The air goes out of my lungs. I’ve taken a hit, a big one, another one, and I don’t know how to handle it. I don’t know how I’m supposed to get back up from this fall with a leg that’s already broken. This can’t be happening. He can’t do this!
My mind is screaming but my voice is level when I ask him, “Why?”
Daddy comes to the counter with his arms full of leftovers. He topples them messily onto the gleaming gray surface with a stern shake of his head. “It’s my team, Mila. I can do anything I want with it.”
“But you promised me—”
“And you promised me,” he growls. His face is taught with frustration as he leans against the island, glaring at me. “I asked you not to go near Tyus Anthony, didn’t?”
I swallow hard. It hurts, like I’m eating agony. “Yes.”

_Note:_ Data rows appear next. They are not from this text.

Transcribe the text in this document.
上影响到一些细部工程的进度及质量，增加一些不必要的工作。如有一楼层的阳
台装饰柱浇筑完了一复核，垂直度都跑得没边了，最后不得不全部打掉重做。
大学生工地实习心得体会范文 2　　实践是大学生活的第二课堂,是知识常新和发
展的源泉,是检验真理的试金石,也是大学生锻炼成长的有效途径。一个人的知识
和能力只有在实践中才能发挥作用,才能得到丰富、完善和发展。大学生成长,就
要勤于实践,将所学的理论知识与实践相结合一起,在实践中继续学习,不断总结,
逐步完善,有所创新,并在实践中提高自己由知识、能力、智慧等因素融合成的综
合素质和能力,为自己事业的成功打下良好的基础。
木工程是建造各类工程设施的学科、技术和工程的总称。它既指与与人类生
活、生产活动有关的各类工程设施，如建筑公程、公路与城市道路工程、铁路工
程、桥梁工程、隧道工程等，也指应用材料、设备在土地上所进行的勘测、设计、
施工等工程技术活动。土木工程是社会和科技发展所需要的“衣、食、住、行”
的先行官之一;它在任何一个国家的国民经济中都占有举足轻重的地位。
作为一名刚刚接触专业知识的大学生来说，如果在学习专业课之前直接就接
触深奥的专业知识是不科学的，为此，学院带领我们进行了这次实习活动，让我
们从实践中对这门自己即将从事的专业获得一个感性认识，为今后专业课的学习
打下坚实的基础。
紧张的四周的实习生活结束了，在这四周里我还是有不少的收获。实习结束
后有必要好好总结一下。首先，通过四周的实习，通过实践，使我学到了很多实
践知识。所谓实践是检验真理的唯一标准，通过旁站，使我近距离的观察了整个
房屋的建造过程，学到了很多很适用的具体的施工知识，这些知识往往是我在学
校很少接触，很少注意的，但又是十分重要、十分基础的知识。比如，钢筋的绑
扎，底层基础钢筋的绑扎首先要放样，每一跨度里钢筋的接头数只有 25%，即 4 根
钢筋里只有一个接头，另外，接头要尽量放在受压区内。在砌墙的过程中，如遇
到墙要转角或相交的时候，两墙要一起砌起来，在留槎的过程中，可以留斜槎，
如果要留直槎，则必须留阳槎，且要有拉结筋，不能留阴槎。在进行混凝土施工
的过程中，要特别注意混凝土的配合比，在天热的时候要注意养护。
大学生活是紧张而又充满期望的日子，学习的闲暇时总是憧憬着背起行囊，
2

“I told you not to talk to him, but what did you do? What do you always do?”
“Whatever I want.”
“Whatever you want,” he agrees glumly. He pushes off the counter to stand tall and imposing over me. “You do whatever you want and you expect everything to be just dandy at the end of it because we’re all supposed to make sure you’re okay. You want everyone to give you a million and one chances to make the world whatever you want it to be, but life doesn’t work like that. I won’t run my business into the ground trying to make you happy. The Kodiaks are never going to be your team. I am never going to give them to you. Ten years ago I bought them for pennies and now I’m going to sell them for a profit. That was always the plan and it’s not my fault that you fell in love with them. Life is hard. You don’t always get what you want.”
“You were never going to give them to me, were you?” I ask sadly. “No matter what I did.”

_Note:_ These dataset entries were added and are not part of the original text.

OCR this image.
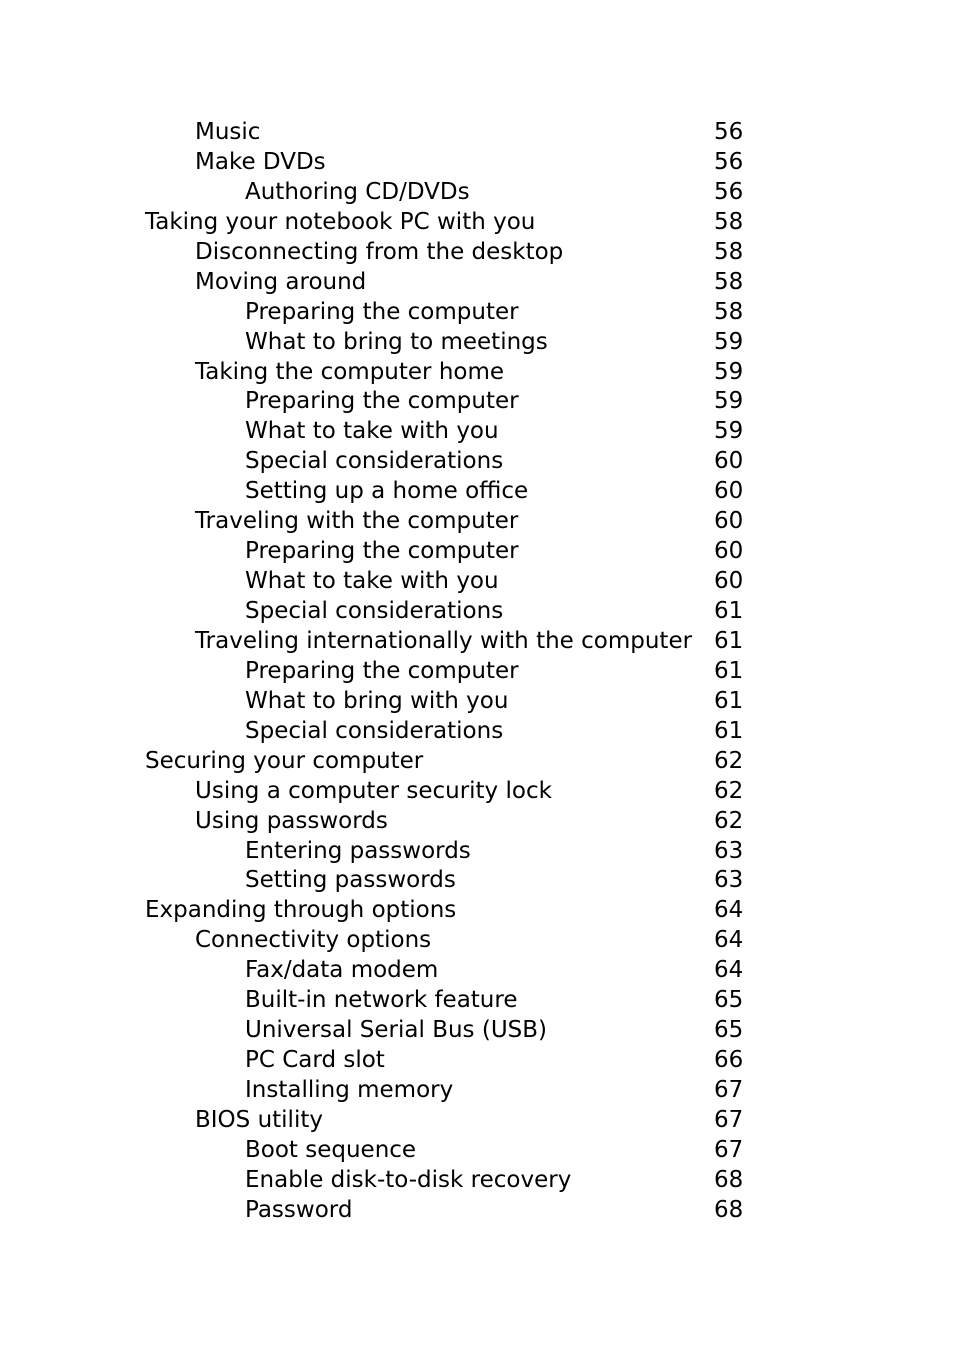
Music	56
Make DVDs	56
Authoring CD/DVDs	56
Taking your notebook PC with you	58
Disconnecting from the desktop	58
Moving around	58
Preparing the computer	58
What to bring to meetings	59
Taking the computer home	59
Preparing the computer	59
What to take with you	59
Special considerations	60
Setting up a home office	60
Traveling with the computer	60
Preparing the computer	60
What to take with you	60
Special considerations	61
Traveling internationally with the computer 61
Preparing the computer	61
What to bring with you	61
Special considerations	61
Securing your computer	62
Using a computer security lock	62
Using passwords	62
Entering passwords	63
Setting passwords	63
Expanding through options	64
Connectivity options	64
Fax/data modem	64
Built-in network feature	65
Universal Serial Bus (USB)	65
PC Card slot	66
Installing memory	67
BIOS utility	67
Boot sequence	67
Enable disk-to-disk recovery	68
Password	68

“It doesn’t matter. Our deal was that you were going to be responsible and learn how to live like an adult, but what did you do instead? Huh?”
“Daddy, I—”
“What did you do, Mila?”
“I started drinking again.”
“That’s one.”
“It was one night,” I cry defensively. “I stopped again. I haven’t
had a drink in months.”
Daddy doesn’t answer. He only looks at me with a blank expression and one finger counting patiently in the air.
I sink into my seat. “I let my grades slip.”
“That’s two.”
“And I fucked Tyus Anthony.”
Daddy’s face darkens. “Don’t talk like that to me.”

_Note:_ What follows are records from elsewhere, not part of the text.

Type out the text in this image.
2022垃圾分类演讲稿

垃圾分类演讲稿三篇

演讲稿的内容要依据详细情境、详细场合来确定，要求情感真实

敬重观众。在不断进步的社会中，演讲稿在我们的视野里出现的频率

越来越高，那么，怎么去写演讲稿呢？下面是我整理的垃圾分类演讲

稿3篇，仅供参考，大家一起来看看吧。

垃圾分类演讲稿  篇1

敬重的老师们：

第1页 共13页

I lower my head meekly. “I’m sorry.”
“Sorry isn’t going to cut it anymore. The team is as good as gone.” He snaps open a container of pasta sauce that looks more like blood than tomato paste. “From our lives and from L.A.”
I raise my head sharply. “What do you mean?”
“I mean, I’m selling to Chris Murphy and his crew, and they think the market is too crowded in California. The Raiders, the Kodiaks, the 49ers, the Chargers. It’s too many teams in one place.”
“Where are they taking them?”
“Las Vegas.”
“You can’t! They’re an L.A. team! They—”
Daddy casts me a cutting look that silences me on the spot. I hate that look. I see it all the time. It’s the one he and Mama give me when they feel like I’m a problem. A wild animal in their home that can’t be trusted. But as many times as they’ve cast it at me, it hasn’t changed a thing because they’ve never done anything about it. They just give me a wider and wider berth until I’m pacing my cage that’s ten miles wide.
Today is different though. Daddy holds it for too long. The lines around his mouth are too clearly defined, carved in stone to be remembered forever, and I know it’s designed to remind me very acutely that I have lost my right to argue about what happens to the Kodiaks.
“He wants to buy them from me right now, before they take the Super Bowl title,” Daddy continues, organizing his plate. “He wants his name on that Championship, but I told him there’s not enough money in the world to make me sell before they finish the year. We’ll have our name on them when they win their first Super Bowl, Mila. That’s not nothing. It’s something to be proud of. For as long as I’ve owned them, they’ve been as much your team as they’ve been mine, but our time with the Kodiaks is over. When they leave for Las Vegas, they’ll be gone from our lives. All of them.” He looks at me heavily. “Do you understand what I’m saying?”